Страшная сказка
Как воспоминания о собственном детстве могут предотвратить реальную семейную трагедию
Я понимаю, что это безумие, но иногда мне кажется, что он хочет их убить.
— Кого?
— Наших сыновей.
Десять минут уточняющих расспросов — когда вам это кажется? почему? как часто? приведите примеры ситуаций — не дали ровным счетом ничего. Женщина мямлила, извинялась, несла несвязную чепуху, почти истерила, но все это никак не проясняло ситуацию. Отмахнуться от нее я тоже не могла. Если матери хотя бы один раз (а тем более если неоднократно) показалось, что ее муж хочет убить их общих детей, — это серьезно, и детям действительно что-то угрожает. Реальная опасность со стороны отца или диагноз матери — вот это и надо выяснить.
Информация о семье, которую мне все-таки удалось получить из беседы с женщиной, назвавшейся Евгенией, вроде бы никаких опасений не внушала. Вышла замуж по любви за сокурсника Дмитрия. Она петербурженка, он приезжий. Жить с ее родителями не хотела сама (он был согласен), поэтому сначала маялись с жильем, жили в дачном доме дальних родственников, потом снимали. Родился старший сын, взяли ипотеку, оба работали, ребенок у бабушки-дедушки, в садике. Потом карьера Дмитрия пошла в гору, родился второй ребенок, Евгения села дома с детьми.
Все хрестоматийно и в общем-то благополучно. Полная хорошая семья. Мужчина, несмотря на работу, общается с сыновьями, иногда намекает, что можно было бы попробовать еще и девочку родить, но если родится третий пацан, то тоже ничего страшного.
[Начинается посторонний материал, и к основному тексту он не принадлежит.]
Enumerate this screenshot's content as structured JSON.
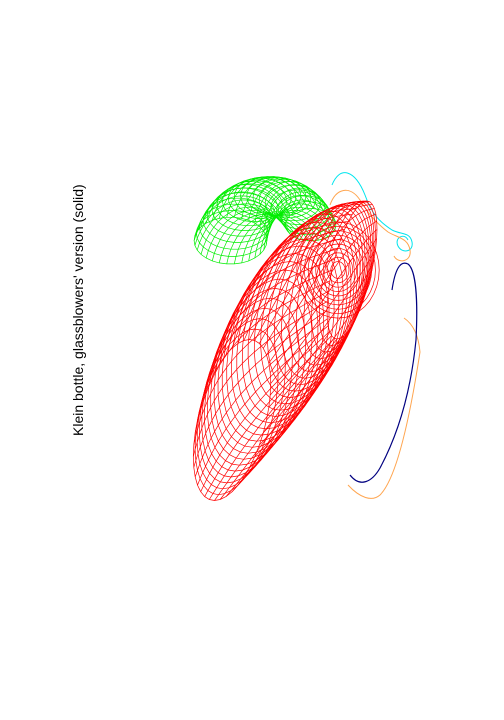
{
  "title": "Klein bottle, glassblowers' version (solid)",
  "colors": {
    "background": "#ffffff",
    "title": "#000000",
    "body_mesh": "#ff0000",
    "neck_mesh": "#00ee00",
    "outline_cyan": "#00e5ee",
    "outline_orange": "#ffa54f",
    "outline_navy": "#000080"
  },
  "surface": {
    "type": "parametric-wireframe",
    "name": "Klein bottle, glassblowers' version",
    "style": "solid (hidden lines removed)",
    "parts": [
      "body",
      "neck"
    ]
  }
}
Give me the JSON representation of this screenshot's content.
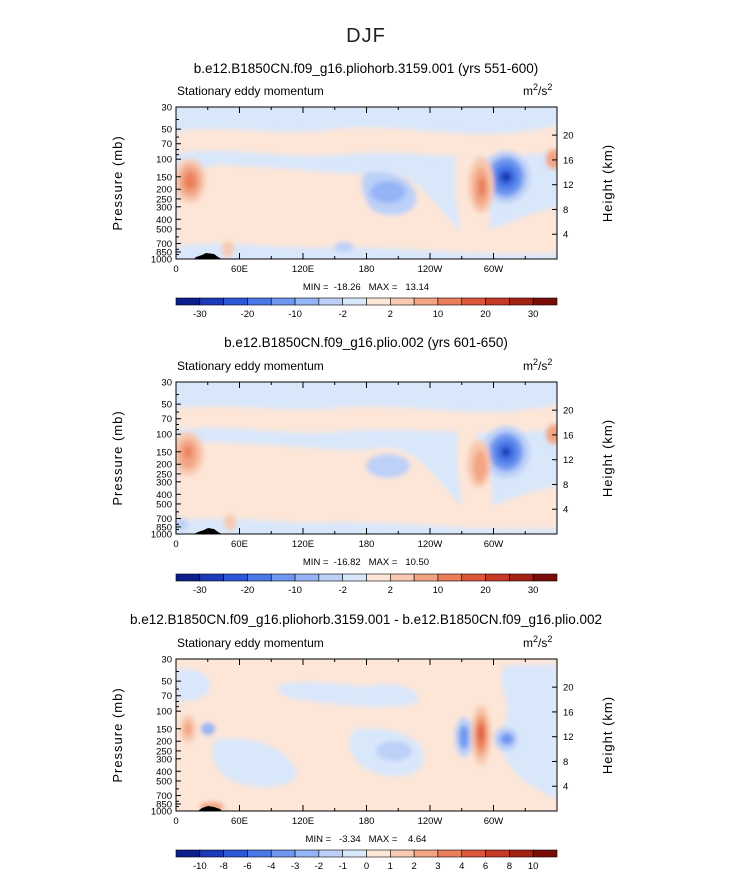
{
  "figure": {
    "title": "DJF"
  },
  "chart_data": [
    {
      "type": "contour",
      "title": "b.e12.B1850CN.f09_g16.pliohorb.3159.001 (yrs 551-600)",
      "subtitle_left": "Stationary eddy momentum",
      "units": "m²/s²",
      "units_base": "m",
      "units_mid": "/s",
      "units_sup": "2",
      "ylabel": "Pressure (mb)",
      "ylabel_right": "Height (km)",
      "x_ticks": [
        "0",
        "60E",
        "120E",
        "180",
        "120W",
        "60W"
      ],
      "x_tick_values": [
        0,
        60,
        120,
        180,
        240,
        300
      ],
      "xlim": [
        0,
        360
      ],
      "y_ticks": [
        "30",
        "50",
        "70",
        "100",
        "150",
        "200",
        "250",
        "300",
        "400",
        "500",
        "700",
        "850",
        "1000"
      ],
      "y_tick_values": [
        30,
        50,
        70,
        100,
        150,
        200,
        250,
        300,
        400,
        500,
        700,
        850,
        1000
      ],
      "ylim": [
        1000,
        30
      ],
      "y_scale": "log",
      "height_ticks": [
        "4",
        "8",
        "12",
        "16",
        "20"
      ],
      "height_tick_values": [
        4,
        8,
        12,
        16,
        20
      ],
      "min_label": "MIN = -18.26",
      "max_label": "MAX = 13.14",
      "minmax_text": "MIN =  -18.26   MAX =   13.14",
      "colorbar_labels": [
        "-30",
        "-20",
        "-10",
        "-2",
        "2",
        "10",
        "20",
        "30"
      ],
      "colorbar_colors": [
        "#0a1e8c",
        "#1b3bb8",
        "#2b58d6",
        "#4a78e8",
        "#6e97f0",
        "#95b4f5",
        "#bcd0f8",
        "#d9e7fb",
        "#fde6d8",
        "#f8c9b0",
        "#f2a584",
        "#ea7e5b",
        "#dc573a",
        "#c63a25",
        "#a42214",
        "#7a0c08"
      ],
      "features": [
        {
          "lon": 300,
          "p": 150,
          "value": -18.26
        },
        {
          "lon": 10,
          "p": 170,
          "value": 13.14
        },
        {
          "lon": 268,
          "p": 190,
          "value": 10
        },
        {
          "lon": 186,
          "p": 210,
          "value": -5
        }
      ]
    },
    {
      "type": "contour",
      "title": "b.e12.B1850CN.f09_g16.plio.002 (yrs 601-650)",
      "subtitle_left": "Stationary eddy momentum",
      "units": "m²/s²",
      "units_base": "m",
      "units_mid": "/s",
      "units_sup": "2",
      "ylabel": "Pressure (mb)",
      "ylabel_right": "Height (km)",
      "x_ticks": [
        "0",
        "60E",
        "120E",
        "180",
        "120W",
        "60W"
      ],
      "x_tick_values": [
        0,
        60,
        120,
        180,
        240,
        300
      ],
      "xlim": [
        0,
        360
      ],
      "y_ticks": [
        "30",
        "50",
        "70",
        "100",
        "150",
        "200",
        "250",
        "300",
        "400",
        "500",
        "700",
        "850",
        "1000"
      ],
      "y_tick_values": [
        30,
        50,
        70,
        100,
        150,
        200,
        250,
        300,
        400,
        500,
        700,
        850,
        1000
      ],
      "ylim": [
        1000,
        30
      ],
      "y_scale": "log",
      "height_ticks": [
        "4",
        "8",
        "12",
        "16",
        "20"
      ],
      "height_tick_values": [
        4,
        8,
        12,
        16,
        20
      ],
      "min_label": "MIN = -16.82",
      "max_label": "MAX = 10.50",
      "minmax_text": "MIN =  -16.82   MAX =   10.50",
      "colorbar_labels": [
        "-30",
        "-20",
        "-10",
        "-2",
        "2",
        "10",
        "20",
        "30"
      ],
      "colorbar_colors": [
        "#0a1e8c",
        "#1b3bb8",
        "#2b58d6",
        "#4a78e8",
        "#6e97f0",
        "#95b4f5",
        "#bcd0f8",
        "#d9e7fb",
        "#fde6d8",
        "#f8c9b0",
        "#f2a584",
        "#ea7e5b",
        "#dc573a",
        "#c63a25",
        "#a42214",
        "#7a0c08"
      ],
      "features": [
        {
          "lon": 300,
          "p": 150,
          "value": -16.82
        },
        {
          "lon": 10,
          "p": 160,
          "value": 10.5
        },
        {
          "lon": 270,
          "p": 200,
          "value": 8
        },
        {
          "lon": 186,
          "p": 200,
          "value": -4
        }
      ]
    },
    {
      "type": "contour",
      "title": "b.e12.B1850CN.f09_g16.pliohorb.3159.001 - b.e12.B1850CN.f09_g16.plio.002",
      "subtitle_left": "Stationary eddy momentum",
      "units": "m²/s²",
      "units_base": "m",
      "units_mid": "/s",
      "units_sup": "2",
      "ylabel": "Pressure (mb)",
      "ylabel_right": "Height (km)",
      "x_ticks": [
        "0",
        "60E",
        "120E",
        "180",
        "120W",
        "60W"
      ],
      "x_tick_values": [
        0,
        60,
        120,
        180,
        240,
        300
      ],
      "xlim": [
        0,
        360
      ],
      "y_ticks": [
        "30",
        "50",
        "70",
        "100",
        "150",
        "200",
        "250",
        "300",
        "400",
        "500",
        "700",
        "850",
        "1000"
      ],
      "y_tick_values": [
        30,
        50,
        70,
        100,
        150,
        200,
        250,
        300,
        400,
        500,
        700,
        850,
        1000
      ],
      "ylim": [
        1000,
        30
      ],
      "y_scale": "log",
      "height_ticks": [
        "4",
        "8",
        "12",
        "16",
        "20"
      ],
      "height_tick_values": [
        4,
        8,
        12,
        16,
        20
      ],
      "min_label": "MIN = -3.34",
      "max_label": "MAX = 4.64",
      "minmax_text": "MIN =   -3.34   MAX =    4.64",
      "colorbar_labels": [
        "-10",
        "-8",
        "-6",
        "-4",
        "-3",
        "-2",
        "-1",
        "0",
        "1",
        "2",
        "3",
        "4",
        "6",
        "8",
        "10"
      ],
      "colorbar_colors": [
        "#0a1e8c",
        "#1b3bb8",
        "#2b58d6",
        "#4a78e8",
        "#6e97f0",
        "#95b4f5",
        "#bcd0f8",
        "#d9e7fb",
        "#fde6d8",
        "#f8c9b0",
        "#f2a584",
        "#ea7e5b",
        "#dc573a",
        "#c63a25",
        "#a42214",
        "#7a0c08"
      ],
      "features": [
        {
          "lon": 268,
          "p": 200,
          "value": 4.64
        },
        {
          "lon": 300,
          "p": 200,
          "value": -2
        },
        {
          "lon": 248,
          "p": 200,
          "value": -3.34
        },
        {
          "lon": 10,
          "p": 180,
          "value": 2
        }
      ]
    }
  ]
}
На работе Дмитрия ценят. Он не боится рисковать, умеет принимать жесткие и резкие решения, но они обычно взвешенные и правильные, ведут к расширению производства и увеличению прибылей. В семье мужчина в общем-то такой же, как и на работе — иногда жестковат, но всегда справедлив, пустых угроз или наказаний Евгения припомнить не смогла. Требует от других пожалуй что даже меньше, чем от себя самого. Эта его требовательность к себе очевидна, поэтому мальчики отца побаиваются и уважают — мечта многих современных родителей, которых подрастающие дети часто и в грош не ставят.
«То есть такой “настоящий мужик” в лучшем смысле этого определения, — решила я. — Может быть, Евгения как раз этой его откровенной маскулинности чем дальше, тем больше и боится, ей хочется чего-нибудь помягче и подоступнее? Он на работе, развивается как личность и профессионал, она дома, дети подрастают, общих тем все меньше, непонимание и несовпадение, и одновременно растущая материальная зависимость от мужа переплавляются в страх. Но почему тогда она боится не того, что он уйдет, бросит, женится на молодой? Почему такой вычурный страх: убьет детей?»
Единственная конкретная сцена, которую мне удалось вытащить из Евгении, никакой особой настороженности тоже не вызывала: отец заставил старшего мальчика спуститься с горы на лыжах. Мальчик боялся и даже плакал, но отец сказал: ты спустишься отсюда только так и не иначе. В конце концов ребенок благополучно съехал, уже к вечеру он гордился и всем рассказывал о своем достижении.
Евгения сказала: я стояла рядом и умирала от страха вместе с сыном. И не только потому, что спуск был реально опасен для мальчика с его навыками. Куда больше пугало другое. Было похоже, что отцу все равно — спустится сын благополучно или переломает себе все кости.
Младший сын в той ситуации смеялся. Он вообще больше похож на отца. Они вместе ходят по горным рекам на каяках, прыгали вниз головой с моста на какой-то резинке. Сейчас младший мечтает подрасти и прыгнуть с парашютом. Отец его поощряет, но тоже как-то достаточно равнодушно, похоже на его поведение на горном склоне — что-то будет и ладно. Никогда не противопоставлял храброго младшего сына и трусоватого старшего.
Евгения и старший сын предпочитают музеи и курорты, им хорошо вместе, несмотря на то что старший уже подросток. Младший сын тянется к отцу. Старший отца, скорее, сторонится.